Sepanjang kegiatan, suasana berjalan interaktif. Anggota PKK bertanya bagaimana mengaplikasikan POC pada tanaman hias dan sayuran di pekarangan rumah. Anggota kelompok tani menanyakan cara mengombinasikan PSB dengan pupuk organik padat. Bahkan ada diskusi tentang cara mengurangi hama tanpa menggunakan pestisida kimia. Anam menjawab seluruh pertanyaan dengan rinci, disertai demonstrasi langsung di lahan percontohan di samping balai desa.

Husen, seorang petani jagung, mengaku sangat terbantu dengan pelatihan ini. “Selama ini limbah dapur di rumah hanya dibuang. Ternyata bisa diubah menjadi pupuk cair yang sangat berguna. Ditambah PSB, hasil tanaman pasti lebih bagus,” katanya. Sementara itu, Ibu Siti, anggota PKK, berencana mempraktikkan pembuatan POC bersama kelompoknya dan membagikannya kepada warga yang belum sempat hadir.

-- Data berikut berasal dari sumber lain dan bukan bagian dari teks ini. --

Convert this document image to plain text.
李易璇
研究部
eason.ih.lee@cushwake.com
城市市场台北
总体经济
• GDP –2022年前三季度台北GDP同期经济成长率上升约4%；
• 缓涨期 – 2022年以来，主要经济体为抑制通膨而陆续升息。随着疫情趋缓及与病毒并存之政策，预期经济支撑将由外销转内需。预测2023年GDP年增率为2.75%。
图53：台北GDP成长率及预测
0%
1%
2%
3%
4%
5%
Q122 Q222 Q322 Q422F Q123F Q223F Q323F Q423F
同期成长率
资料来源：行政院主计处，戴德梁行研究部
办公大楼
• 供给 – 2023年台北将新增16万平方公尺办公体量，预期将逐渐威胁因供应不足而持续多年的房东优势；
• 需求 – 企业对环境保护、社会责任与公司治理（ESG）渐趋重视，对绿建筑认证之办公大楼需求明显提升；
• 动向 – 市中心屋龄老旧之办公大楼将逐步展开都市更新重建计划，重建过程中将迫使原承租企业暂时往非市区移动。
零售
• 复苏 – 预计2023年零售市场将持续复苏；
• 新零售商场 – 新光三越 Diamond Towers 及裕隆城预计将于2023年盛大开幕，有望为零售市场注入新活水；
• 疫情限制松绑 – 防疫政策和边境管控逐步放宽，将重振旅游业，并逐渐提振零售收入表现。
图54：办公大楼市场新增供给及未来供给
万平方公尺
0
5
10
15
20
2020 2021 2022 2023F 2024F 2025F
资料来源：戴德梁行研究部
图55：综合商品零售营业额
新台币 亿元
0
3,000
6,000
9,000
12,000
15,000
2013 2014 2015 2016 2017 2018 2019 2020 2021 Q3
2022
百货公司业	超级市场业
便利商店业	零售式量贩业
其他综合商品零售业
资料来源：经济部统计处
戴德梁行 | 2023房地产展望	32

Workshop ditutup dengan penyerahan paket bibit, larutan starter POC, dan PSB kepada perwakilan kelompok tani dan PKK. Kepala Desa berharap agar pengetahuan ini diterapkan secara konsisten dan disebarluaskan, sehingga manfaatnya dapat dirasakan oleh seluruh warga desa.

Program ini menjadi bukti bahwa mahasiswa KKN UIM Posko 06 tidak hanya berperan sebagai pelaku pengabdian masyarakat, tetapi juga sebagai agen perubahan yang menjembatani inovasi teknologi dan kearifan lokal. Dengan penerapan Hybrid Farming, Desa Samiran diharapkan mampu menjadi model pertanian berkelanjutan yang meningkatkan produktivitas, menjaga kelestarian lingkungan, dan memperkuat ketahanan pangan masyarakat.